Sorry, I’ve been going about 4 hours of sleep a day for a month or so now, and I couldn’t think of a catchy way to phrase it for the thread title. (I mean, I don’t think, “Explorers Who Went Out Looking For One Thing And Didn’t Find It, But DID Find Something Else Worthy of Merit Instead.” would fit in the thread title box.

The Scottish explorer Mungo Park drowned trying to find the source of the Niger River in 1806 after a previous unsuccessful attempt. But he contributed greatly to knowledge of the region.

David Livingstone, Richard Burton, and Samuel Baker unsuccessfully tried to find the source of the Nile but advanced geographical knowledge greatly. The true source of the Nile, Lake Victoria, was discovered by Burton’s companion John Speke, a discovery bitterly disputed by Burton.

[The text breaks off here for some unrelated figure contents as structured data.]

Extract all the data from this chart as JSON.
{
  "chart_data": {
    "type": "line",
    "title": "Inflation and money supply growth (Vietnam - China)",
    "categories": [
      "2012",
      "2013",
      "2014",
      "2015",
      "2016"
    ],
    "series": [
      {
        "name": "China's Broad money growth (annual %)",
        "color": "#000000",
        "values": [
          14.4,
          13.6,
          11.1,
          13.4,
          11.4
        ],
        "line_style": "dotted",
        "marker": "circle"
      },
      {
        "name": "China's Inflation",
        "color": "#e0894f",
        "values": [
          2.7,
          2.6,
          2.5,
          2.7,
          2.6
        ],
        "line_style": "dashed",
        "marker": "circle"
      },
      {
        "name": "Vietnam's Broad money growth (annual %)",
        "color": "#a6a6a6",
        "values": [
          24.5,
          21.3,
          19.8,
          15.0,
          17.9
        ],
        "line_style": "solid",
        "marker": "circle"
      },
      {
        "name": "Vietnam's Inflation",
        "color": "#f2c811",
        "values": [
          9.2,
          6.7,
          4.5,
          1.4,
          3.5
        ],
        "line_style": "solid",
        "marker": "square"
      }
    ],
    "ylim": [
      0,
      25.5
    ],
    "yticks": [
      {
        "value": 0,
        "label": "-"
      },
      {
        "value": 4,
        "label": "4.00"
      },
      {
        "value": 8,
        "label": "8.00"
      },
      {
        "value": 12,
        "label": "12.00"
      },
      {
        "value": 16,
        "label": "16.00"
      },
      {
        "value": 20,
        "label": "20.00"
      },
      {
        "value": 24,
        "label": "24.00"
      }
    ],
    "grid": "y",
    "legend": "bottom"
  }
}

In Australia, Charles Sturt (1829) attempted to find the non-existent Great Inland Sea. Instead he managed to establish that it didn’t exist while exploring the Murray River system.

The Burke and Wills expedition (1860) was successful in crossing Australia from south to north, but all but one party member perished on the way back.

You are thinking of Francisco Orellana, who descended the River Amazon in 1541.

Many of the early explorations of the Spanish and Portuguese in the Americas were in search of mythical “Cities of Gold.” One of the best known was that of Francisco Coronado, who explored what is now the U.S. southwest looking for the golden “Seven Cities of Cibola,” which turned out to be nothing more than some adobe pueblos.